William Hill plc, the UK-listed online and land gambling group, has reported first half earnings down 10 percent, in line with market expectations. Profit prior to finance charges and exceptional items fell to £145.1 million (H.1 2007: $287.3 million) in the 26 weeks to July 1. Net profit reached £79.7 million compared to £104.8 million over the same period in 2007.
Pre-tax profit fell to £111.1 million from £134.2 million in the prior-year period, despite half-yearly revenues that grew to £493.1 million from £477.3 million in the corresponding period a year ago.

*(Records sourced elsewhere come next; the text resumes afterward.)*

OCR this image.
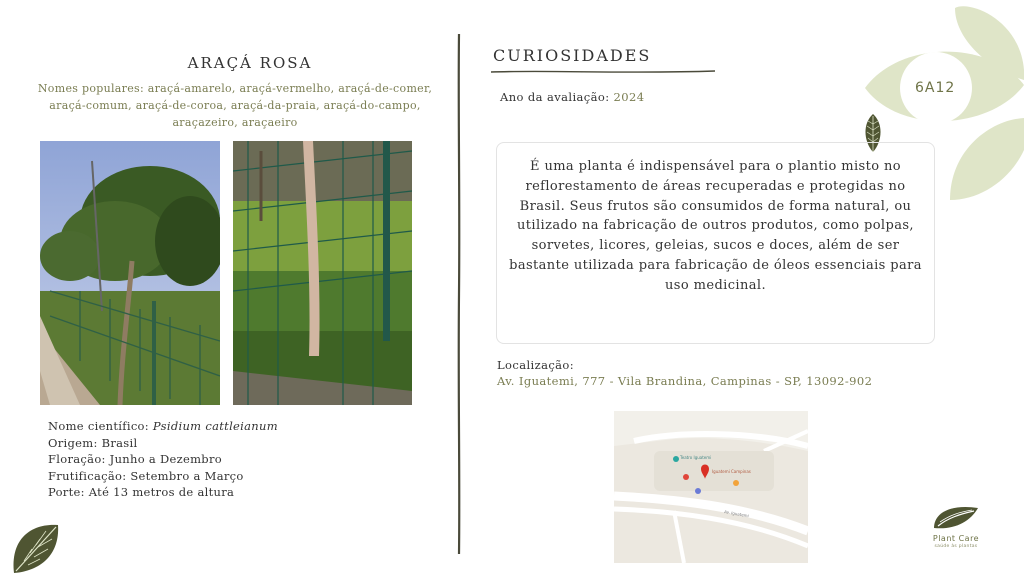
6A12
ARAÇÁ ROSA
Nomes populares: araçá-amarelo, araçá-vermelho, araçá-de-comer, araçá-comum, araçá-de-coroa, araçá-da-praia, araçá-do-campo, araçazeiro, araçaeiro
Nome científico: Psidium cattleianum
Origem: Brasil
Floração: Junho a Dezembro
Frutificação: Setembro a Março
Porte: Até 13 metros de altura
CURIOSIDADES
Ano da avaliação: 2024
É uma planta é indispensável para o plantio misto no reflorestamento de áreas recuperadas e protegidas no Brasil. Seus frutos são consumidos de forma natural, ou utilizado na fabricação de outros produtos, como polpas, sorvetes, licores, geleias, sucos e doces, além de ser bastante utilizada para fabricação de óleos essenciais para uso medicinal.
Localização:
Av. Iguatemi, 777 - Vila Brandina, Campinas - SP, 13092-902
Iguatemi Campinas
Teatro Iguatemi
Av. Iguatemi
Plant Care
saúde às plantas
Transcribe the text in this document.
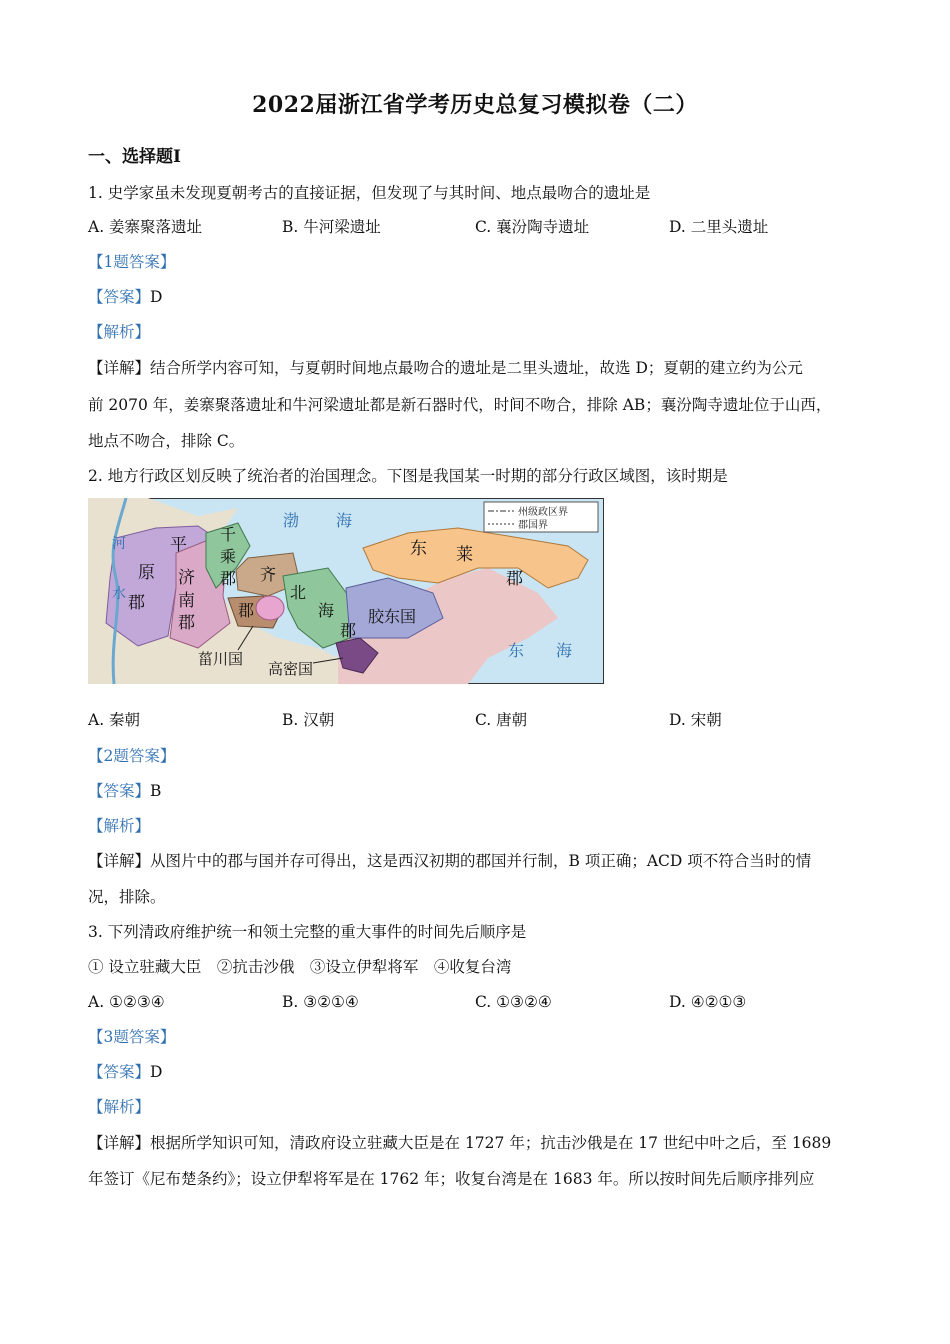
2022届浙江省学考历史总复习模拟卷（二）
一、选择题Ⅰ
1. 史学家虽未发现夏朝考古的直接证据，但发现了与其时间、地点最吻合的遗址是
A. 姜寨聚落遗址	B. 牛河梁遗址	C. 襄汾陶寺遗址	D. 二里头遗址
【1题答案】
【答案】D
【解析】
【详解】结合所学内容可知，与夏朝时间地点最吻合的遗址是二里头遗址，故选 D；夏朝的建立约为公元
前 2070 年，姜寨聚落遗址和牛河梁遗址都是新石器时代，时间不吻合，排除 AB；襄汾陶寺遗址位于山西，
地点不吻合，排除 C。
2. 地方行政区划反映了统治者的治国理念。下图是我国某一时期的部分行政区域图，该时期是
州级政区界
郡国界
渤 海
东 海
河
水
平
原
郡
济
南
郡
千
乘
郡 齐
郡
北
海
郡
胶东国
东 莱
郡
菑川国
高密国
A. 秦朝	B. 汉朝	C. 唐朝	D. 宋朝
【2题答案】
【答案】B
【解析】
【详解】从图片中的郡与国并存可得出，这是西汉初期的郡国并行制，B 项正确；ACD 项不符合当时的情
况，排除。
3. 下列清政府维护统一和领土完整的重大事件的时间先后顺序是
① 设立驻藏大臣　②抗击沙俄　③设立伊犁将军　④收复台湾
A. ①②③④	B. ③②①④	C. ①③②④	D. ④②①③
【3题答案】
【答案】D
【解析】
【详解】根据所学知识可知，清政府设立驻藏大臣是在 1727 年；抗击沙俄是在 17 世纪中叶之后，至 1689
年签订《尼布楚条约》；设立伊犁将军是在 1762 年；收复台湾是在 1683 年。所以按时间先后顺序排列应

CEO Ralph Topping told Reuters news service that the company has registered an interest in buying parts of state-owned bookmaker, the Tote. Topping said the group had expressed its interest to Goldman Sachs, the U.S. investment bank appointed by the British government to examine options for the business.
"We met with Goldman Sachs to register an interest as part of the process. If they were going to break up the business to get the best price, we'd be looking for some 'in-fill' outlets - in places where we aren't geographically represented at the moment," Topping said. Topping declined to say how many of the Tote's 540 shops William Hill would be interested in.
Competition laws would preclude William Hill from acquiring the business outright.
Reuters quotes Topping as saying that he believes the William Hill business is more resilient now to a recession than it was in the early 1990s when bookmakers' profitability came under pressure.
"The business has significantly changed since the 1990s. We've got a wider geographical spread. Back then we were overweighted in London and the South East. Since then our development has been more focused on the provinces.
"We're in a stronger position and we've also diversified our product. Back then, we had a big dependency on two products - horseracing and greyhound racing and very little in the way of sports betting."